Trajectory is a double usage metric. It has positive connotations when we talk about customer engagement. It can also be useful to identify what’s wrong. We use it in queue management, staff behaviors, bottlenecks, and detours. We use it in situations where we test for customer flow and store operations.
Case Study: Promoting Halloween
I’d like to give you an example where the direction of motion helped assess the business benefits of a project. A store setup a large table with costumes and black/orange cup cakes in the center of the main aisle. It was a prominent display and many customers stopped to take a look. Yet, the position of the table caused a shift in the natural flow of traffic in the store. In turn, this created bottlenecks in various parts of the store.
Again, Trajectory is a metric we use for operations, and we use it for marketing, and in the context of obstacles.
Here are examples of how we can identify abnormal behaviors. If a person moves from a point inside the queue back to the entry line, this is a wrong direction. If we track a customer going up to the third floor and then direct to the elevator, this is a sign of confusion.
Situations of returned visits to the same location can show interest but indecision. When a person loiters back and forth that is a loss prevention behavior. When people enter a department through the back instead of the main aisle, this is a question of layout.

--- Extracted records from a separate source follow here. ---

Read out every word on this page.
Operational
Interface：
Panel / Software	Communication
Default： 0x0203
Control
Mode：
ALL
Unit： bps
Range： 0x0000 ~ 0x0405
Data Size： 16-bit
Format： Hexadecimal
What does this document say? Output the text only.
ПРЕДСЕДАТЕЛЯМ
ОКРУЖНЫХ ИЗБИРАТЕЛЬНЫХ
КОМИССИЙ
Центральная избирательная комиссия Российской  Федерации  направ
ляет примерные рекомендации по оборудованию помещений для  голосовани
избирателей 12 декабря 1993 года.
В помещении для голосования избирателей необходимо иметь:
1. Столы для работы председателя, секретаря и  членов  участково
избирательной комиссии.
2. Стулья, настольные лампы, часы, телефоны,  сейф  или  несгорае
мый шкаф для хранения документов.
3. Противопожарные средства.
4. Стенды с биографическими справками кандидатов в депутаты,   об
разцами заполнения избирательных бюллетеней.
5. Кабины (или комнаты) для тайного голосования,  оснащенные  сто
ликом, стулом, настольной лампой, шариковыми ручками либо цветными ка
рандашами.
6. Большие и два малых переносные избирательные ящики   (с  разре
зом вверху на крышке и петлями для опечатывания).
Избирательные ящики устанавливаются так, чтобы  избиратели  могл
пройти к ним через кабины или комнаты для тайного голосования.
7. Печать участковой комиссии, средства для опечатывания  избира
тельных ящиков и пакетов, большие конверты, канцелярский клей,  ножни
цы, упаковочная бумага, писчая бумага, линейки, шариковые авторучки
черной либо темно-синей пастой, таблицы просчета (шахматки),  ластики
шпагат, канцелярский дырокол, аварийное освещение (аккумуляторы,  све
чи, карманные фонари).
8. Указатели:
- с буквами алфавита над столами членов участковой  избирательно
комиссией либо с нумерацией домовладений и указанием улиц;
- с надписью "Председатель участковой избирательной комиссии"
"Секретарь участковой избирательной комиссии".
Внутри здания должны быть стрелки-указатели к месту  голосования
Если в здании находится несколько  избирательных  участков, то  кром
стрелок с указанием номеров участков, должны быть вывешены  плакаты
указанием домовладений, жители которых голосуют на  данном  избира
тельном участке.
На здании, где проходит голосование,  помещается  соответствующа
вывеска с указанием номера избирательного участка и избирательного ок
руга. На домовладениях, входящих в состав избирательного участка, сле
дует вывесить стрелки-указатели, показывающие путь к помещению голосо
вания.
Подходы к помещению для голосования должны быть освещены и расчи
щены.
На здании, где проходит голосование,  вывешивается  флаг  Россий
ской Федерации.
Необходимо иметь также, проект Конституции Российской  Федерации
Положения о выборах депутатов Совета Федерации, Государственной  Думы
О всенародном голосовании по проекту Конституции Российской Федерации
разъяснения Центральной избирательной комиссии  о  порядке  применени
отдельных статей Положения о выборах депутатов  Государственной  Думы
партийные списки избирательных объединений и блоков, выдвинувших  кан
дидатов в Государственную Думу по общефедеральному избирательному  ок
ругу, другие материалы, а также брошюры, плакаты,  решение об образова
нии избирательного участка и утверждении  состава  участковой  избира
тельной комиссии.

Trajectory metrics allows us to track situations where the direction of motion is unexpected. If this occurs, we need to check out the cause for such behaviors.
Bringing It All Together
In optimization projects, we care a great deal about customer flows. We pay much attention to how customers navigate between web pages. On the same level, we should pay attention to how customers move in the store. And when it comes to traffic flows in aisles, between departments, and other zones, we need to think about obstacles.